The murders went undetected for nearly two decades because Fazekas was the only doctor in the village. Nobody questioned when Fazekas said this one died from cholera and this one from diarrhea. Fazekas' accomplice, Susi Oláh, filed the death certificates that indicated natural causes of death.

The plot came to light in 1929 when an anonymous letter to the editor of a small local newspaper accused women from the Tiszazug region of the country of poisoning family members. Authorities exhumed over 50 bodies from the village cemetery; 46 of them contained arsenic.

Thirty four women and one man were arrested. In the end, eight were sentenced to death but only two were executed. Another twelve received prison sentences. Fazekas committed suicide before she could be arrested.

In the nearby town of Tiszakurt, other exhumed bodies were found to contain arsenic, but no-one was convicted of their deaths. In the 1950s, historian Ferenc Gyorgyev met an old villager while in prison under the communists. The peasant claimed that the women of Nagyrev “had been murdering their menfolk since time immemorial”.

The story of Nagyrév’s killings is a shameful part of Hungary’s history. But the village pastor wants to turn the unhappy history to their advantage by opening an arsenic museum in the village so people can live with their past instead of hiding. In 2004, BBC went to Nagyrév to open up some old wounds. They met with Maria Gunya, who was a little girl when her father, a local official, was asked by the police to help investigate the crimes. When she grew up and moved out of her village, she denied where she belonged to out of shame.

Nagyrev came to prominence in 2005 when a documentary directed by the young Dutch film-maker Astrid Bussink, premiered at the International Documentary Film Festival in Amsterdam. The director spent four months in the village talking to residents, collecting facts and anecdotes.

“We had a hard time getting people to talk.
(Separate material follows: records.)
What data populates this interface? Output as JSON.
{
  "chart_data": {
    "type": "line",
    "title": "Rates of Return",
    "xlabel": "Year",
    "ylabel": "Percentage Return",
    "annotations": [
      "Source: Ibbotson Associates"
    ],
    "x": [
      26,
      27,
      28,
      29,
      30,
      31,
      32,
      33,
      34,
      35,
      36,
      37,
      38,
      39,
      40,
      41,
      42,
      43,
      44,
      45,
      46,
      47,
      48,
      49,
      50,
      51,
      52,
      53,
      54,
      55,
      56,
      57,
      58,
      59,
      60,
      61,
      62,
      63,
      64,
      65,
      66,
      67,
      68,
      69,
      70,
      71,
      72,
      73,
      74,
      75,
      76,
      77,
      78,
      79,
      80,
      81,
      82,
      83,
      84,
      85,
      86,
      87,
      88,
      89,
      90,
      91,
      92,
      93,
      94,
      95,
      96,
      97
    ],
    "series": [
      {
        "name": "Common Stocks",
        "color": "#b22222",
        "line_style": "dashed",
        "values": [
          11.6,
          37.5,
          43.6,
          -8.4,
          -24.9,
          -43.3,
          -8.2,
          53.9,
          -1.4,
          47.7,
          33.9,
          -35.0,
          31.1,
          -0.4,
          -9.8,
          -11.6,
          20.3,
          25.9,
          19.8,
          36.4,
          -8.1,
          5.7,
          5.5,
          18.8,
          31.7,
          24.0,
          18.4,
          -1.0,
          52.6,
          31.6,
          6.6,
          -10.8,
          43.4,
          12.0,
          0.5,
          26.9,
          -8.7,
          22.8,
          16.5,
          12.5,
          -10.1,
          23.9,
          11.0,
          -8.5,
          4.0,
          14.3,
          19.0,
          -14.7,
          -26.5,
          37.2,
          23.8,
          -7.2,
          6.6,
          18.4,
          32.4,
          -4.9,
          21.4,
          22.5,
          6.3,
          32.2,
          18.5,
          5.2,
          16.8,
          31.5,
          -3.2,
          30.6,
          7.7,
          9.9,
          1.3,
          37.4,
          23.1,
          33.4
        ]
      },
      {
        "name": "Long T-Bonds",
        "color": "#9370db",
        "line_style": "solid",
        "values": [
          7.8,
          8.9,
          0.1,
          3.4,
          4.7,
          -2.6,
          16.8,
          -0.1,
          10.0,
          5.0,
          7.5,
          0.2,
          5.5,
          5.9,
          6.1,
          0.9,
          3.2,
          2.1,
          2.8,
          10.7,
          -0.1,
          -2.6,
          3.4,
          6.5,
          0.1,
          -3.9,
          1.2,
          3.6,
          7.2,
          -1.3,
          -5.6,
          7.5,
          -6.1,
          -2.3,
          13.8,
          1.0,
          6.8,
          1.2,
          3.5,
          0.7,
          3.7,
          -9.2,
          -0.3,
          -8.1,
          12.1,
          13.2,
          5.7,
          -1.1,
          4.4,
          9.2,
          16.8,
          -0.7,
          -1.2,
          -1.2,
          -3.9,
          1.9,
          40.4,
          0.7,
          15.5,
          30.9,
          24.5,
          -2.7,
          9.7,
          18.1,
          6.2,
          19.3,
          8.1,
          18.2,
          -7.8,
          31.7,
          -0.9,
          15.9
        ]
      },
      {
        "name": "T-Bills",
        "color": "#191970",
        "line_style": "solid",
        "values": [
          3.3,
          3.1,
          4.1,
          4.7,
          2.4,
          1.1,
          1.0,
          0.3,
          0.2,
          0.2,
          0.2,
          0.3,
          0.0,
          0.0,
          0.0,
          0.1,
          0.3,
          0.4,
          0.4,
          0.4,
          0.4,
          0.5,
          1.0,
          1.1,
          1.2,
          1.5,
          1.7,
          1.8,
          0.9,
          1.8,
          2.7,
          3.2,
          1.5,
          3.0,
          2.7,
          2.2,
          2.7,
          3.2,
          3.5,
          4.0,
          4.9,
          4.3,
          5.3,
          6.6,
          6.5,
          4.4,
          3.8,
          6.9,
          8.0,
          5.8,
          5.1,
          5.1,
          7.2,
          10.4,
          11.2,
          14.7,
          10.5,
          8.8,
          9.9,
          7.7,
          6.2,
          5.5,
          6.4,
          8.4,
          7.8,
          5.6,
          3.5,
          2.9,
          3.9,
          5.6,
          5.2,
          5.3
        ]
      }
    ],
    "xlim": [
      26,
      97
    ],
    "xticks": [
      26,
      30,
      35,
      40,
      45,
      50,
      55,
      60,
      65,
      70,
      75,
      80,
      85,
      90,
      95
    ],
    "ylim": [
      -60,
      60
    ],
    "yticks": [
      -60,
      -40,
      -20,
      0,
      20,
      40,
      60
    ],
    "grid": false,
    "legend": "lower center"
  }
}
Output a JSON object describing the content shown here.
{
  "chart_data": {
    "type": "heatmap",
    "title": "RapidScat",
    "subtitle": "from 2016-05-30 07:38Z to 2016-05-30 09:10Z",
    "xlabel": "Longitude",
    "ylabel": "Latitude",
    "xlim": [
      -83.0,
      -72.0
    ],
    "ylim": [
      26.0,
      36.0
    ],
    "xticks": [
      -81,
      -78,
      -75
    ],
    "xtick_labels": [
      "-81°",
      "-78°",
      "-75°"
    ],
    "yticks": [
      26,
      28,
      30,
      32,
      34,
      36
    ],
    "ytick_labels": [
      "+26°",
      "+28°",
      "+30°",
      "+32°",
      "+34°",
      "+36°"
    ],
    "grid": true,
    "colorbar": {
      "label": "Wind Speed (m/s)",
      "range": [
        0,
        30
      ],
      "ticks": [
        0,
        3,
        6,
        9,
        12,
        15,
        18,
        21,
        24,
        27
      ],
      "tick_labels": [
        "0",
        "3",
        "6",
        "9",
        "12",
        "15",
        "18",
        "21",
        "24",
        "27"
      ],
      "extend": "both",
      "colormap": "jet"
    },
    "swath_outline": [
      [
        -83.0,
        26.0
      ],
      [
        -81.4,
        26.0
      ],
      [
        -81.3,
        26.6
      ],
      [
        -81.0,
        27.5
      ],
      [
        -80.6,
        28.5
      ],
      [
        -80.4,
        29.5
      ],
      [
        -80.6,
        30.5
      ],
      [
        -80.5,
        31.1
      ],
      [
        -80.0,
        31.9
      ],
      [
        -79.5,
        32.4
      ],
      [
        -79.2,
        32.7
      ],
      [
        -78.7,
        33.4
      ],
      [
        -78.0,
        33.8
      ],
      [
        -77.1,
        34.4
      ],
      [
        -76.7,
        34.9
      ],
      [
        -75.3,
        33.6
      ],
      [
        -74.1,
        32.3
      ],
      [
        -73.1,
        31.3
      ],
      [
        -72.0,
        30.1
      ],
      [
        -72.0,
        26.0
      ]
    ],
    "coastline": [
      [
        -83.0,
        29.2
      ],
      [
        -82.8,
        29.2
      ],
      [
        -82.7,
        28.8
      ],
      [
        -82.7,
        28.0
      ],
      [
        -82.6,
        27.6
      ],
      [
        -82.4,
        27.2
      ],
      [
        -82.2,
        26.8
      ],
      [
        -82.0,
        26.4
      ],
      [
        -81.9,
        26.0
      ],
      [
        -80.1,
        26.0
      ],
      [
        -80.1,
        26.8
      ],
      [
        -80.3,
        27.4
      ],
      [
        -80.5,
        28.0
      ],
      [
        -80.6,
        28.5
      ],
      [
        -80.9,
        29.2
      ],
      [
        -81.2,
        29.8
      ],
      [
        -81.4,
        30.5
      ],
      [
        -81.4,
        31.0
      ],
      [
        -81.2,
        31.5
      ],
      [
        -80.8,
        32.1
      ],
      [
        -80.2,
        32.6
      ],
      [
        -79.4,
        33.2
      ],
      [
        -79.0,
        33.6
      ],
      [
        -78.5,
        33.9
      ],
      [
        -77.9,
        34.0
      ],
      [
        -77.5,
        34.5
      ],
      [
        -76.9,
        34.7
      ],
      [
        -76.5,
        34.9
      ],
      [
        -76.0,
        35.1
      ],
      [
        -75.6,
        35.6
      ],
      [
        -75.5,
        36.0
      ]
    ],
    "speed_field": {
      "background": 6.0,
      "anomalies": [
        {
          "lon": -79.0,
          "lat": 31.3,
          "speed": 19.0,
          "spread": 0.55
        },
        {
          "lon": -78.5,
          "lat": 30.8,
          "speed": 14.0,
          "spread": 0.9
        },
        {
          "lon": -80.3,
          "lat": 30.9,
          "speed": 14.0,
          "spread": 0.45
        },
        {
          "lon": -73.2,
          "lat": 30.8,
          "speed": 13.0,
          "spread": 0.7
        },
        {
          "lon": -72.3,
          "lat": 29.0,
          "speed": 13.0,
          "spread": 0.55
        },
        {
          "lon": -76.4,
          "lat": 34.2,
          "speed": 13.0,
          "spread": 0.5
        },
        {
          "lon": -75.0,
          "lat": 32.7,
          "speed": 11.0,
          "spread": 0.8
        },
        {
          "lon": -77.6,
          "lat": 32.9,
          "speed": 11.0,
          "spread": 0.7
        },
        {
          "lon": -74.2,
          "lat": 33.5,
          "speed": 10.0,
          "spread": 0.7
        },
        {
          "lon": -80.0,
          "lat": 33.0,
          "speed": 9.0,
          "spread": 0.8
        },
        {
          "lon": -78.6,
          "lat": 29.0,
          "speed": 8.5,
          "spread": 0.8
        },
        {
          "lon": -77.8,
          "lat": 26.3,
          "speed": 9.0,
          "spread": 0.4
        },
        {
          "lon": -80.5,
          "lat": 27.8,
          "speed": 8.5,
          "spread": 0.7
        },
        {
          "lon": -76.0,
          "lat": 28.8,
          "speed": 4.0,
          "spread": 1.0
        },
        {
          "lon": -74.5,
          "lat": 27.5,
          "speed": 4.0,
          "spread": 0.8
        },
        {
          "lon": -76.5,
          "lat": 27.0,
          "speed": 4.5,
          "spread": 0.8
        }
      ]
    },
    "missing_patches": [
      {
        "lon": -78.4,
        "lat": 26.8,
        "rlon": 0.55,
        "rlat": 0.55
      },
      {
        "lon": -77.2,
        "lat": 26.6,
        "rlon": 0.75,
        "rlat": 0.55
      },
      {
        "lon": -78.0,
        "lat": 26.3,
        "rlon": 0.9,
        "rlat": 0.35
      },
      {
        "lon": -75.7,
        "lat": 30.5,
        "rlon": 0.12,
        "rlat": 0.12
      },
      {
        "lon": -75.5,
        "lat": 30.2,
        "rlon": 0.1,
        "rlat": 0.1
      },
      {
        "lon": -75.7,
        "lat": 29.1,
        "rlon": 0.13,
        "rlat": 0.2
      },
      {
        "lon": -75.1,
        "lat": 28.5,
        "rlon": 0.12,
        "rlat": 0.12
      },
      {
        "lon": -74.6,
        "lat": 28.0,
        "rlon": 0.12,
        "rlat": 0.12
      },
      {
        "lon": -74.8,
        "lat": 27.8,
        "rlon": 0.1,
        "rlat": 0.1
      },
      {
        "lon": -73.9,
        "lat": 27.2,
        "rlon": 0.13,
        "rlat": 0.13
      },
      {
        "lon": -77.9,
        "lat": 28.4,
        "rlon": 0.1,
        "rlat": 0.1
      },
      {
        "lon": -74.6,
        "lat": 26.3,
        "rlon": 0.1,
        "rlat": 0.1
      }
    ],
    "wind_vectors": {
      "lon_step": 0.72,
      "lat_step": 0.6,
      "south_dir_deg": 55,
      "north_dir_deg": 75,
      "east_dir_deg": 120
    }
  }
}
They are not supposed to talk about it and they hadn't talked about it for a long time, so we went about it very carefully,” Bussink said. “What struck us was that the older women were very easy about the crimes; they did not talk about them as if they were serious. The men were in the way.”

Bussink discovered that there was no one single motive behind the murders. “There were a lot of different circumstances: poverty, alcoholism, unemployment, the First World War. Lots of men came home after being prisoners-of-war, some were crippled, they were unable to work.”

Nagyrev's mayor, Istvan Burka, added: “The injured soldiers came home to a severe economic depression. It was a hard life. The circumstances were extreme, and feeding another mouth that couldn't contribute anything was too much of a burden on the family.”

“Women back then were not treated that well - but that is not a justification for what they did,” Bussink said.

For a while, however, murdering their husbands did seem to work. The murders struck fears in the heart of Nagyrév’s men. And as Maria Gunya puts it, “after this the men's behavior to their wives improved markedly.”